Aber bei Ihnen ist das kein Ausdruck von Eitelkeit, sondern …
Es war ein Selbstfindungsprozess, ein männlicher Initiationsakt. Witzigerweise waren diese Haarschneider in Leoben sehr kunstbeflissen und kannten sich mit alten Haarschnitten gut aus. Deren Vater hat noch dem Koloman Wallisch die Haare rasiert, bevor er hingerichtet wurde.
So was Morbides gefällt Ihnen.
Na ich dachte mir halt, die haben das schon eine Zeit lang gemacht. In Bern bin ich mal in ein Geschäft gegangen, da wurden mir die Haare geschnitten von einem Frisör, das war ganz wunderbar. Nachher wurde mir dann erzählt, dass der schon mal wen umgebracht hat. Naja, wer weiß.
Gibt es einen Film oder ein Theaterstück, wo Sie eine andere Frisur tragen? Es gibt ja Schauspieler, die sich für ihre Rollen kahlrasieren oder herunterhungern oder fettfressen. Ich habe bei Ihnen nicht mal besonders auffällige Masken oder Ähnliches gefunden.
Einmal hatte ich einen Kurzhaarschnitt für »Baal« von Bertolt Brecht. Das war vielleicht 1988. Aber das war alles.

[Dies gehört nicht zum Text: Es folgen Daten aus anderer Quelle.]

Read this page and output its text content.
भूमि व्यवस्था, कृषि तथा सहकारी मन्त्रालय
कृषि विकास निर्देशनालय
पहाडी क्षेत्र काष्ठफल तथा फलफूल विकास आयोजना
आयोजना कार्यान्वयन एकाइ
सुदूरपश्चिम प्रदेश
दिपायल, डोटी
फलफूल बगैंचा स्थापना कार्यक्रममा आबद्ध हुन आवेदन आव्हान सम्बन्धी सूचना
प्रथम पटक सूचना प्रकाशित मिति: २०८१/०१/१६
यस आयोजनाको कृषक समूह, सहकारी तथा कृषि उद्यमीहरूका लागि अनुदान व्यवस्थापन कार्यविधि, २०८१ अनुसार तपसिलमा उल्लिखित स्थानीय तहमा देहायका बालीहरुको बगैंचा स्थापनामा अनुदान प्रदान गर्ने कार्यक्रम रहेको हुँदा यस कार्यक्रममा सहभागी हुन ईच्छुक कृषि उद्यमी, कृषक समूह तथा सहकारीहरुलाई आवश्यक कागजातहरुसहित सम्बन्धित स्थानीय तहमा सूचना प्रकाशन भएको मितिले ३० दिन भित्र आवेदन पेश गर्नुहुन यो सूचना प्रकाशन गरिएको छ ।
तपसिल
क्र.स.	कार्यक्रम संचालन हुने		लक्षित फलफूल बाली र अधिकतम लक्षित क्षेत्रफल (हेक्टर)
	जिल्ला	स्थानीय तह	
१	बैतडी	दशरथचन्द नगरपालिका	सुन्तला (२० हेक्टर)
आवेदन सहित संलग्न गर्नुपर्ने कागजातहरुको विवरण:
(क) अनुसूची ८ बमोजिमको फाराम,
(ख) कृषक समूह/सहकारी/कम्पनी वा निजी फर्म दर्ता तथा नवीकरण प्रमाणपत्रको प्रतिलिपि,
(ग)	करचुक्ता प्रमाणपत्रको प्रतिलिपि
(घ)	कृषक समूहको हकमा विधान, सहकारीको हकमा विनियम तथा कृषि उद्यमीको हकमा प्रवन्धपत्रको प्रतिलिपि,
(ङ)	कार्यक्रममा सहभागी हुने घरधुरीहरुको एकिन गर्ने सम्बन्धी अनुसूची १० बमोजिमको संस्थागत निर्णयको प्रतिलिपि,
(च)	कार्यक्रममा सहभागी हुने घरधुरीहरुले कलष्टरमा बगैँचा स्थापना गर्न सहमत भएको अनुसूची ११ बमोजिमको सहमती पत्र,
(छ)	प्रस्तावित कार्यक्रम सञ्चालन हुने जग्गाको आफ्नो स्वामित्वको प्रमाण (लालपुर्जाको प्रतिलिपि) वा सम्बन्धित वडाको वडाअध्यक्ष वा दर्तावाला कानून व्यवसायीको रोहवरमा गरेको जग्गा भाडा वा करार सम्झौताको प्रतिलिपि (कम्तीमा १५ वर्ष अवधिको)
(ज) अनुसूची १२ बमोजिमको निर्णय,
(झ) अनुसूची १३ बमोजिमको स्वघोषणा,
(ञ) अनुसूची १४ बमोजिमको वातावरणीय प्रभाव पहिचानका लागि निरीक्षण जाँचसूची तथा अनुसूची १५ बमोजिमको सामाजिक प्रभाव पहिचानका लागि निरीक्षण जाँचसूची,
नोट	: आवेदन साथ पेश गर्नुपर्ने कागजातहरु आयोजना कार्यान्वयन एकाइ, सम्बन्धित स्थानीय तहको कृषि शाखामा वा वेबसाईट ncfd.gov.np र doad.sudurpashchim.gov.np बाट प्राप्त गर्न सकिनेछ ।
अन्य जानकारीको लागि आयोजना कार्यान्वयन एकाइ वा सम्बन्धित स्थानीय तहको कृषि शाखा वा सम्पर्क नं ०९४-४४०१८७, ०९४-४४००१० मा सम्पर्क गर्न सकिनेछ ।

Ab Jänner sind Sie erneut am Grazer Schauspielhaus zu sehen, und zwar als Erzähler in »Holzfällen« von Thomas Bernhard. Soweit ich Ihre lange Liste an TV-, Film- und Theaterproduktionen richtig überblicke, ist das Ihre erste Begegnung mit Thomas Bernhard.
Ich hab vor 14 Jahren mal eine Bernhard-Lesung von »Alte Meister« begonnen, aber tatsächlich war »Holzfällen« auch mein erstes Bernhard-Buch. Das wurde damals noch unter dem Tresen verkauft, weil es ja verboten war. Es ist seltsam, dass es auch das erste Werk ist, mit dem ich als Theaterstück in Berührung komme.
Im Buch besteht Ihre Rolle unter anderem darin, Schauspieler und Künstler zu beschimpfen, als »Künstlerattrappen« und »perfide Gesellschaftsonanisten«. Ist eine Portion Masochismus nötig, um eine solche Figur zu übernehmen?
Ich hab mir schon gedacht, dass es eine zerstörerische, selbstzerstörerische Arbeit werden wird. Ich glaube, Bernhard nimmt sich selbst nicht aus. Sein gespaltener Menschheitskosmos wird in den Romanen und Theaterstücken auf die Figuren übertragen, die dann seine eigenen Aggressionen und Minderwertigkeiten ausleben. Er agiert mit sich in einer Art Eigentherapie …
Er lässt seine Widersprüche an den Figuren aus.
Genau. Meine Freundin und ich, wir wurden beide nach Graz eingeladen, haben den Regisseur Krystian Lupa kennengelernt und gesehen, dass das eine andere Beschäftigung mit Bernhard werden wird. Und Lupa macht ja wirklich etwas, was ich nicht erwartet hätte, weil wir bei ihm durch die Augen der Figuren auf den Dichter Bernhard schauen. Das hat für mich als Erzähler natürlich auch rückwirkende Einflüsse.
Welche?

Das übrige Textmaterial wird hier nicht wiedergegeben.